The Private Order

Access-controlled networks within open societies

Success to the Successful

The Case

In 2007, Mark Filip — Deputy Attorney General of the United States — authors the "Filip Factors," formal guidelines governing when the DOJ will offer deferred prosecution agreements to corporations. He leaves government. He joins Kirkland & Ellis. He now deploys those same factors defending BP after Deepwater Horizon, Volkswagen after Dieselgate, Boeing after the 737 MAX crashes — extracting $14B+ in favorable DPA terms from the department whose policy he wrote. His former colleague Brian Benczkowski moves the other direction: K&E partner to head of DOJ's Criminal Division, where he oversees the very DPA framework his former firm specializes in. This isn't corruption in the traditional sense.

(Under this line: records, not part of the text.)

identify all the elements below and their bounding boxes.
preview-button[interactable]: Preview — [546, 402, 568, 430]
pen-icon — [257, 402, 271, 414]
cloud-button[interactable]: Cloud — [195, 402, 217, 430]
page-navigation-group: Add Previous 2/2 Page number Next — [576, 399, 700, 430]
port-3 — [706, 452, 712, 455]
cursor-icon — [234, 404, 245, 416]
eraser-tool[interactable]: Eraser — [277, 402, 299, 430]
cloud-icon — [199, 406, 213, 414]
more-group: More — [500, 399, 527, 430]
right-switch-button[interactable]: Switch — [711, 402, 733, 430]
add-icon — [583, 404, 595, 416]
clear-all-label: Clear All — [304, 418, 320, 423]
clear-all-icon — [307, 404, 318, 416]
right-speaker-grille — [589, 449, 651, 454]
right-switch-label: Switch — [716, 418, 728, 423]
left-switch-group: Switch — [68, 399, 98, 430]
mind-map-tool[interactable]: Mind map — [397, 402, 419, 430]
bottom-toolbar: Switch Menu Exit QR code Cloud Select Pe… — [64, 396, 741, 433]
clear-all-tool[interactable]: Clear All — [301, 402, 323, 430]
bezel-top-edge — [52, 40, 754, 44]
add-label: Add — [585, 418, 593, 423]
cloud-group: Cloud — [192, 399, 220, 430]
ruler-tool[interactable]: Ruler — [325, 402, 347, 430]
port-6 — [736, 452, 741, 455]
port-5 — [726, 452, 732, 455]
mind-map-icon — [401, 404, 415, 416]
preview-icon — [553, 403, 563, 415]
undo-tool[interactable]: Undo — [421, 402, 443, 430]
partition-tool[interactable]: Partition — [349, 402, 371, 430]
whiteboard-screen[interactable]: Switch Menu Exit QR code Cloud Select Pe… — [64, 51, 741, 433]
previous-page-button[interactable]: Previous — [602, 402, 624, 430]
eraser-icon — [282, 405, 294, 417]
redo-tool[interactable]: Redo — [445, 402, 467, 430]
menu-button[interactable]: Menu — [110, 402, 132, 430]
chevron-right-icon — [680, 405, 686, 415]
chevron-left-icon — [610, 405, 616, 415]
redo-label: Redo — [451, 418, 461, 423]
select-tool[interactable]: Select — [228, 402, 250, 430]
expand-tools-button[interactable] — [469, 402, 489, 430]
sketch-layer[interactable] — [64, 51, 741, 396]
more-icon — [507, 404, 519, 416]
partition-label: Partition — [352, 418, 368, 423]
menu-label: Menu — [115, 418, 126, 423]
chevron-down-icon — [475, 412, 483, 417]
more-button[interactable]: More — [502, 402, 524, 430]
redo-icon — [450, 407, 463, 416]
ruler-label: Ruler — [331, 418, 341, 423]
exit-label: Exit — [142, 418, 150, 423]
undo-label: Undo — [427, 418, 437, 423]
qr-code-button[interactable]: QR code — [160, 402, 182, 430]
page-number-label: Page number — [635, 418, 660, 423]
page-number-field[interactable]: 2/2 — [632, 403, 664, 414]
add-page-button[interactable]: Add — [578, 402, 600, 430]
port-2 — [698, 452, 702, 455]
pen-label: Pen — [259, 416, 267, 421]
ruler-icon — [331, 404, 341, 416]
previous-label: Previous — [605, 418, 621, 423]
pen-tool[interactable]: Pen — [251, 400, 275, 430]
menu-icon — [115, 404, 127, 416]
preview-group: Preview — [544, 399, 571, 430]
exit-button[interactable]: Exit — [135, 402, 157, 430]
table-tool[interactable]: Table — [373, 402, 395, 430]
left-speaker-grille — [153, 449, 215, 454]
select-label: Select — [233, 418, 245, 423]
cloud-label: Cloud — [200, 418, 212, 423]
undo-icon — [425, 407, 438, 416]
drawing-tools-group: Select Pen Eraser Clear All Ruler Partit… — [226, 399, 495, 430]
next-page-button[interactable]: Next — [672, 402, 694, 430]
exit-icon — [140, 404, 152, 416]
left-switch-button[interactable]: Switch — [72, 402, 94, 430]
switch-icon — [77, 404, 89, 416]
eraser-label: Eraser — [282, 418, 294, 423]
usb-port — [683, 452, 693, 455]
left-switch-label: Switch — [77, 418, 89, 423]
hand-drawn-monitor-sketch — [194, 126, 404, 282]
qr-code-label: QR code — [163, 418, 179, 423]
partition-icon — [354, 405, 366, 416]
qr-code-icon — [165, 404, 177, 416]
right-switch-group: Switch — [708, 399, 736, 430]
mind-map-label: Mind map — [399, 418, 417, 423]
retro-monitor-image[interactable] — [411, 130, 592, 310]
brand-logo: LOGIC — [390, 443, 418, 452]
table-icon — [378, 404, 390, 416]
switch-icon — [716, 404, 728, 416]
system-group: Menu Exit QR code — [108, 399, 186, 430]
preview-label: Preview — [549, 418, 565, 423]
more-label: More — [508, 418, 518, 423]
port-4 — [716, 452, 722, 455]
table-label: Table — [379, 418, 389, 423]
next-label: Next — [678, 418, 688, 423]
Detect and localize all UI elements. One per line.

No one pays a bribe. No law is broken. The private order operates through something more durable: shared professional identity, reciprocal career advancement, and the understanding that today's prosecutor is tomorrow's defense partner.

Definition

A parallel access-controlled network operating within an ostensibly open-access democratic society, where membership is maintained through reciprocal obligation and access to the network IS the rent.

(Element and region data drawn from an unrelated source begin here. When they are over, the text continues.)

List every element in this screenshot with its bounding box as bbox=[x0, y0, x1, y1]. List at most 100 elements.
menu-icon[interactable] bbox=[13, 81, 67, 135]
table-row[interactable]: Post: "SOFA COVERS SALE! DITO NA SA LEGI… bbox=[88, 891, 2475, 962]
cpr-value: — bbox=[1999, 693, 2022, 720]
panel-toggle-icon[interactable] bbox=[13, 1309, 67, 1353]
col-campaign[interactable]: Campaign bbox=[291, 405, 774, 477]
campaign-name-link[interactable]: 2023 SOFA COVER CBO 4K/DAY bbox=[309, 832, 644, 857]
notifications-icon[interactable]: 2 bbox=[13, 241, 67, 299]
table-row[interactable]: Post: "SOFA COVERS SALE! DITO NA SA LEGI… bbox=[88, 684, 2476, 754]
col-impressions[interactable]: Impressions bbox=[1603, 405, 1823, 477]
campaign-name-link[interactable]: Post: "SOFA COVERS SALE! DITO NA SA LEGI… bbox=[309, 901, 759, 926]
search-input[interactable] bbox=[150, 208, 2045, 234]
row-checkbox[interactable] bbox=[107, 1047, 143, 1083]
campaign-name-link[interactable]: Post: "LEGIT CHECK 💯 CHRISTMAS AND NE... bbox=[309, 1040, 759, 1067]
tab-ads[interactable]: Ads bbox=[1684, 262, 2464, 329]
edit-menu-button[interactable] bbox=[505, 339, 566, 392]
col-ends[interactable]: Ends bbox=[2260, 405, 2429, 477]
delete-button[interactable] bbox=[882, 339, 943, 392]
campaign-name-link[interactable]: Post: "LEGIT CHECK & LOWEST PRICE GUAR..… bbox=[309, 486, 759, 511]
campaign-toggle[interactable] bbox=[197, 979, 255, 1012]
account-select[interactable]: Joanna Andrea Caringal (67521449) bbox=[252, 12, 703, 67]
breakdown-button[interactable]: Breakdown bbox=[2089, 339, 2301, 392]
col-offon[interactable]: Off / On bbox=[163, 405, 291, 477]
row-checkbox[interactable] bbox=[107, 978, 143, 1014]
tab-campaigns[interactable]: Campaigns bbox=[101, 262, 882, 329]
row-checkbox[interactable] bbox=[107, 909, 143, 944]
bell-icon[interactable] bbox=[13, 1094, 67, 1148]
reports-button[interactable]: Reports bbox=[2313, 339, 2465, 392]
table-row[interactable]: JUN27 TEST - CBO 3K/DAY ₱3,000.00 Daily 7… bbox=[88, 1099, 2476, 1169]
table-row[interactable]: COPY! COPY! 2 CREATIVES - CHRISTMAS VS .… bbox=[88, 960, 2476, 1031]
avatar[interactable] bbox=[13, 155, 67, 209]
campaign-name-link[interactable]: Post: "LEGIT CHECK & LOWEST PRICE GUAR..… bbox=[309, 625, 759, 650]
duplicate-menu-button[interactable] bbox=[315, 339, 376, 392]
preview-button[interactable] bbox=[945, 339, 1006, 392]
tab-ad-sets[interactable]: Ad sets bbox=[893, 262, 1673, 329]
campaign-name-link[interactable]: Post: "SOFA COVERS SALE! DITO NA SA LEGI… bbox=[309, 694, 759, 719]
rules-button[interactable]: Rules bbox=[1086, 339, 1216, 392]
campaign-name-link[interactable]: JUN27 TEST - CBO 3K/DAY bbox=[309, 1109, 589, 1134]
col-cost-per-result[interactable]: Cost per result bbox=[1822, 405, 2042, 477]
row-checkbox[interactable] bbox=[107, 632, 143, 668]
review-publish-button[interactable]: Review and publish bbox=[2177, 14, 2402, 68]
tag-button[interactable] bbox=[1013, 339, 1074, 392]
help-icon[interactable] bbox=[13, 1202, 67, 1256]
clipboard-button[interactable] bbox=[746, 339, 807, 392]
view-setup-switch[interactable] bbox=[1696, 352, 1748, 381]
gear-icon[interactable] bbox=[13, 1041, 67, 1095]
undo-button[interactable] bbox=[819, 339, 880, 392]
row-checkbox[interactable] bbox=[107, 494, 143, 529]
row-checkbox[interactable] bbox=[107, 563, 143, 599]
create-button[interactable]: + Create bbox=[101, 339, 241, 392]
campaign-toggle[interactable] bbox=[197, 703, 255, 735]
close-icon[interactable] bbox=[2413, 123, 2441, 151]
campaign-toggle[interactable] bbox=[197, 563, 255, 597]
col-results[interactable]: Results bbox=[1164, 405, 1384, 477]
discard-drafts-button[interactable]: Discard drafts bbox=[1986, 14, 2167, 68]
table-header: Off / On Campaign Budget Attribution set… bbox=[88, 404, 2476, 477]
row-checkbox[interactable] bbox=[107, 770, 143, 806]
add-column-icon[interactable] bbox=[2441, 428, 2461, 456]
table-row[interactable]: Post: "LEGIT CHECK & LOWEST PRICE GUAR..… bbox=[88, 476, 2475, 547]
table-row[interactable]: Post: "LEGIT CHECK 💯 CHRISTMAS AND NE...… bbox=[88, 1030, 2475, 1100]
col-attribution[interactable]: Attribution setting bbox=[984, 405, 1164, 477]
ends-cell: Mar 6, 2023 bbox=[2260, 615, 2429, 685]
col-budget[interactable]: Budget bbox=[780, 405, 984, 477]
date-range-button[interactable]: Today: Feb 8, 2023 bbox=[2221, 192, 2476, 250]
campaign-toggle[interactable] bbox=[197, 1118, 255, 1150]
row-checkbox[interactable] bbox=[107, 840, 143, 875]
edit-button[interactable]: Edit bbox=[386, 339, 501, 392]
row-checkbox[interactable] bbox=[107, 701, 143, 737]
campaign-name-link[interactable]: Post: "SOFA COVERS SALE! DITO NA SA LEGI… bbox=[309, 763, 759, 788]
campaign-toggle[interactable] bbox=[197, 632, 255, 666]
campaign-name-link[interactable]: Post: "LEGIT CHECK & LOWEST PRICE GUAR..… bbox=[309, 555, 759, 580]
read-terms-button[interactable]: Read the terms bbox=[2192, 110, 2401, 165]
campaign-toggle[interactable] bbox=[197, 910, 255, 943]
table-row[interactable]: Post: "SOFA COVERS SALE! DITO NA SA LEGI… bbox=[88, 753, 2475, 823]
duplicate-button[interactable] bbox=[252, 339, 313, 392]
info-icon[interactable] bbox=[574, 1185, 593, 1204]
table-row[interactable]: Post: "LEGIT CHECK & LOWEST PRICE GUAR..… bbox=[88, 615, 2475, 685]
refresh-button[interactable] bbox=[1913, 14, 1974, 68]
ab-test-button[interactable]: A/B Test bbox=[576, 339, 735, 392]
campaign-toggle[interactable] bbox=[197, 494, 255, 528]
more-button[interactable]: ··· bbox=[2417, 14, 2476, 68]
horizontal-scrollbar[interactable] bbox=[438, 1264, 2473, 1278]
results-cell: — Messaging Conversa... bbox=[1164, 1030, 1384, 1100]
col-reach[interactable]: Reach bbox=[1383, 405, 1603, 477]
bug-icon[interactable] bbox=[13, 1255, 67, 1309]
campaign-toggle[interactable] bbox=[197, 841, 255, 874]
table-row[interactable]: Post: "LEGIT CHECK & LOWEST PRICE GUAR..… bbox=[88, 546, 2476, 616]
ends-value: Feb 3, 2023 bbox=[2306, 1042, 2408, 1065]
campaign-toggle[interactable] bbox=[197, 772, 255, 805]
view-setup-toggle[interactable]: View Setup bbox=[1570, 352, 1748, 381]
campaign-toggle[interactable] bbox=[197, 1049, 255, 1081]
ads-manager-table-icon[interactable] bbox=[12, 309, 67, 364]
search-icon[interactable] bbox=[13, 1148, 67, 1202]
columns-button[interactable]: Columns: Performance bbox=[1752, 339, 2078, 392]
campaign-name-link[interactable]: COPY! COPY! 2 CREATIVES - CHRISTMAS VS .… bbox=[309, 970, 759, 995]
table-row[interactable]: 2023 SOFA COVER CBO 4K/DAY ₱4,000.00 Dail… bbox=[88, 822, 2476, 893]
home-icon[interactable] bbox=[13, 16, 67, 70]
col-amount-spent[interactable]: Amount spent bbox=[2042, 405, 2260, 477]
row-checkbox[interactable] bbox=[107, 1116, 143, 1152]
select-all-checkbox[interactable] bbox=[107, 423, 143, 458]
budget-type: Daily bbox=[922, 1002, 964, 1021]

North, Wallis & Weingast, *Violence and Social Orders* (2009). The distinction between "limited access orders" (where elites control access to valuable resources and organizations) and "open access orders" (where competition is impersonal and access is broadly available). The insight applied here: open-access societies contain embedded limited-access networks among elites.

Mechanism

1
Controlled entry

Access requires introduction by existing members. You cannot buy your way in; you must be invited.

2
Reciprocal obligation

Membership creates implicit debts. Attending dinners, accepting introductions, participating in philanthropic initiatives generates social obligations that can be called upon later.

3
Institutional capture

The network members occupy positions across multiple institutions (finance, government, media, law, academia), creating a cross-institutional coordination layer that operates informally.

4
Revolving door as access mechanism

Movement between government and private sector (K&E↔DOJ, Goldman↔Treasury) isn't merely career progression; it's how the private order maintains influence across institutions.

5
Enforcement through exclusion

Members who defect (cooperate with investigations, break ranks publicly) are excluded. The cost of exclusion is loss of deal flow, social access, and career opportunities.

Canonical Instances

The K&E-DOJ revolving door

Filip (DAG→K&E partner), Benczkowski (K&E→DOJ Criminal Division head), multiple other attorneys cycling between prosecution and defense. The DPA framework that Filip wrote as DAG became the tool K&E used for corporate clients. The "order" spans both institutions.

Thread 7 findings
The Mega Group

Wexner-Lauder-Steinhardt-Bronfman philanthropic/intelligence network. Self-consciously organized as an exclusive club of billionaire donors with shared political objectives. Entry by invitation only. Coordinated action on Israel policy, political donations, and intelligence-adjacent activities.

Thread 2 findings
The philanthropy circuit

Epstein's science funding, dinners with academics, participation in Edge Foundation events — these aren't charity. They're membership dues in a network that provides access to credentialed expertise, social legitimacy, and young talent.

Detection Markers

Multiple network members appearing on the same boards, foundations, advisory committees
Career paths that cycle between regulatory/government positions and the entities they regulate
Social events that serve as coordination mechanisms (dinners, retreats, conferences with exclusive guest lists)
Philanthropic giving that creates institutional dependencies (Epstein→Harvard, Wexner→Ohio State)
Information sharing that crosses institutional boundaries (Karp leaking Ghosn/DOJ intelligence to Epstein)

Limitations

Every industry has professional networks. Not every exclusive network is a "private order." The distinction is whether the network coordinates action across institutional boundaries in ways that subvert the institutions' public purposes.
The model can slide into conspiracy thinking if applied without evidence. The claim isn't "there's a secret cabal" — it's "there are specific, documentable networks of reciprocal obligation that cross institutional boundaries."
North et al. developed the framework for understanding state-level political orders, not private networks. The application to sub-state networks requires careful adaptation.